Mr KEENAN (Stirling) (16:48): The Family Law Amendment (Validation of Certain Orders and Other Measures) Bill 2012 has been necessitated by the failure of the government to provide for the proclamation of the provisions of the Family Law Amendment (De Facto Financial Matters and Other Measures) Act 2008, which was passed with coalition support and relied on referrals of power by the states to the Commonwealth, with the exception of my home state of Western Australia, agreed through the Standing Committee of Attorneys-General in 2002. The intention of the legislation was to provide for national uniformity for all relationship breakdown matters and to confer jurisdiction on the courts with the best resources for resolving the breakdown of relationships, namely the Family Court and the Federal Magistrates Court. Section 40(2) of the Family Law Act 1975 provides that any addition to the jurisdiction of the federal Family Court is not conferred until there is a proclamation by the Governor-General to that effect under section 40. No such proclamation was made following the passage of the 2008 act and this omission was not detected, as the coalition understands, until it was picked up by a sharp-eyed judge in December last year.

Even so, relevant proclamations were not made until 9 February this year fixing 11 February as the date on and after which the jurisdiction of the Family Court and the Federal Magistrates Court could be exercised in de facto financial matters. The failure to proclaim the relevant amendments had the result that property and maintenance orders by the federal Family Courts in de facto matters from 1 March 2009 to 10 February 2012 were made without jurisdiction and are invalid. Orders of the Family Court in appeals from the Family Court of Western Australia which do not require the vesting of jurisdiction are similarly affected.

This legislation is therefore required to validate those orders retrospectively and the coalition, as my colleague the shadow Attorney-General Senator Brandis foreshadowed in February when this problem first came to our attention, will certainly be happy to cooperate in ensuring that certainty can be returned to the jurisdiction.

What is difficult to understand, however, is how slack and uncomprehending the Gillard government has been in dealing with this matter. Literally thousands of orders are in doubt, affecting thousands of Australian families. In the Australian of 29 January, we read of a Melbourne mother of five who faced losing her home because her former partner had stopped paying the mortgage, as the Federal Magistrates Court had ordered him to do last August. The mother, we are told, would have spent at least another $6,000 on legal fees because her original court orders were invalid. Many Australian families whose principal source of income is from property and maintenance orders have been left in limbo dependent on the good faith of their former partners and without recourse to enforcing it, as so often happens in family law matters, as former partners seek to skip out on their obligations. This therefore is a matter of great urgency, but you would not know it from the actions of the Labor government. The problem, which was an inexplicable bureaucratic oversight, was detected last December. While courts typically go into recess over December and January, the family law jurisdiction is different. Those familiar with the family law jurisdiction will know that it can be a time of immense stress about finances in relationships, and any family lawyer would be able to tell you that they have a busy time over the summer period.

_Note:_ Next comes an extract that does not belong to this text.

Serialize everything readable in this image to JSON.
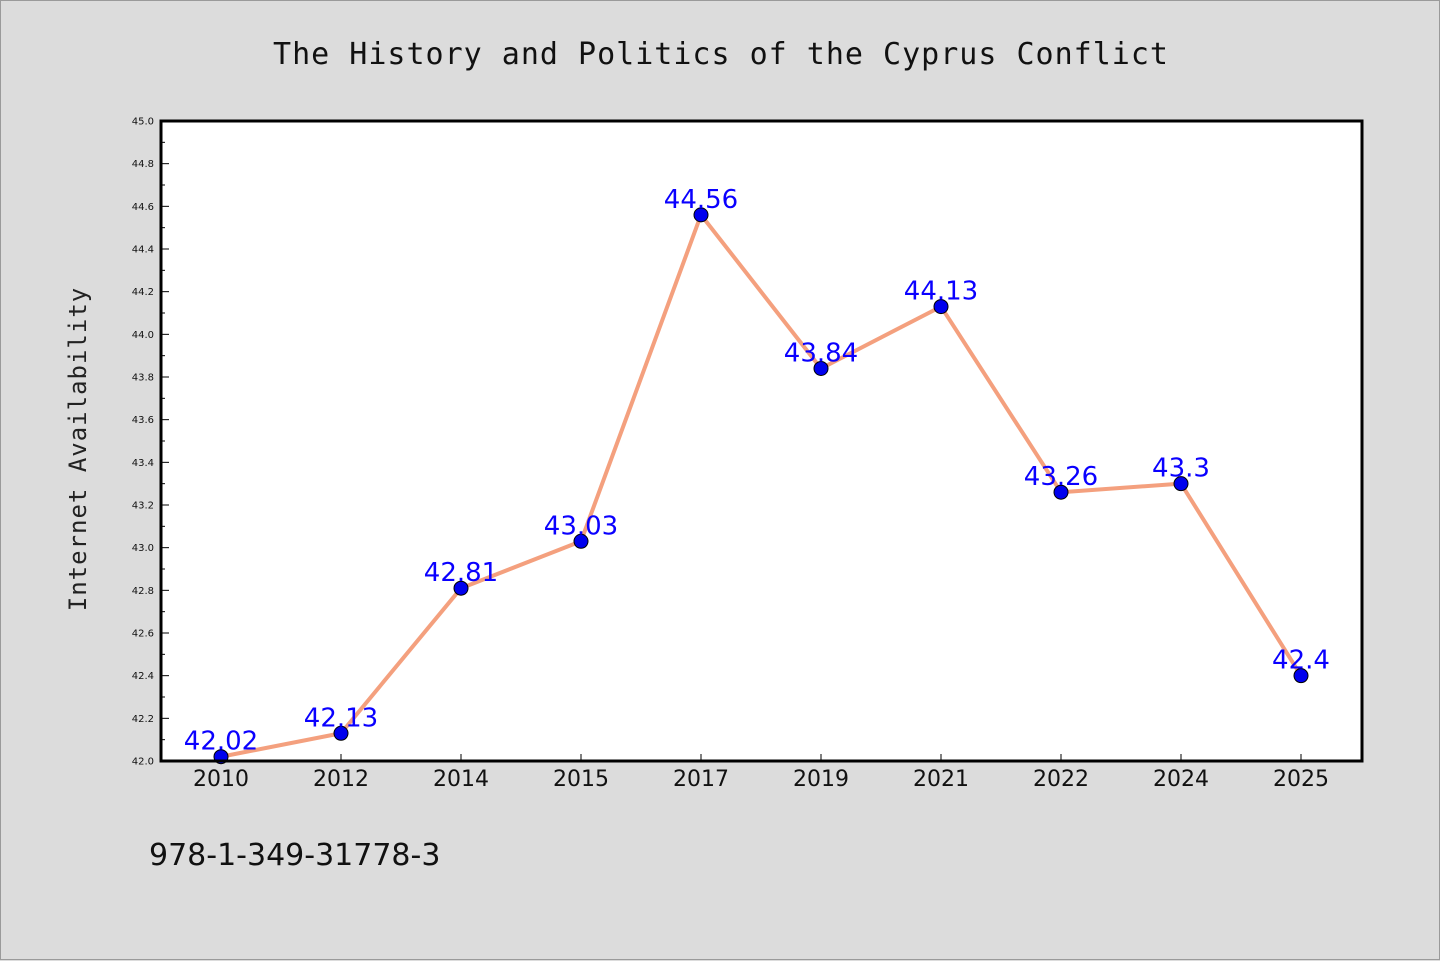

Yet when did the government act? In December, when they were first alerted to this problem? In January, when an urgent proclamation could have been made to ensure that prospective orders would be valid and the opposition could have been requested to cooperate with this being made the first item of business for the resumption of parliament? No, I am afraid to say that the proclamation was quietly made on 9 February, at the end of the first sitting week. Still the government said nothing when the professions, the media and the opposition heard about it on 21 February and started clamouring for a response. Indeed, the government continued to say nothing for another week, until the following sitting week drew to a close, when the Attorney-General finally announced that the government would introduce remedial legislation.

One must ask, therefore, where the government's priorities lie. There are still thousands of families whose financial affairs and whose power to do anything about it remain in limbo whilst this government fusses about to ensure that its prosperity-sapping deals with the Greens continue to keep it in power.

The coalition take this matter very seriously, so seriously that we publicly indicated to the government almost four weeks ago, without being prompted by the government, that we would support legislation to fix this problem—and that, as I said, we would support legislation to fix it as a matter of urgency. It is not a difficult piece of legislation to fix but it does fix an enormous problem. We understand why this is a priority, but it is very difficult to understand through the government's actions why they did not seem to think it was. I therefore move:

That all words after "That" be omitted with a view to substituting the following words:

"whilst not declining to give the bill a second reading, the House notes and condemns the incompetence of the Government in:

(1) failing for almost three years to proclaim the relevant provisions of the Family Law Amendment (De Facto Financial Matters and Other Measures) Act 2008;

(2) thereby needlessly permitting invalid orders to be made by the federal family Courts and throwing the financial affairs of thousands of Australians into confusion;

(3) failing to act promptly to correct the problem after it was first brought to its attention; and

(4) failing to immediately bring remedial legislation before this Parliament."

The DEPUTY SPEAKER ( Hon. BC Scott ): Is the amendment seconded?

Mr Ewen Jones: I second the amendment, Mr Deputy Speaker, and I reserve my right to speak.

The DEPUTY SPEAKER: The original question was that this bill be now read a second time. To this the honourable member for Stirling has moved as an amendment that all words after 'that' be omitted with a view to substituting other words. If it suits the House, I will state the question in the form that the amendment be agreed to. The question now is that the amendment be agreed to.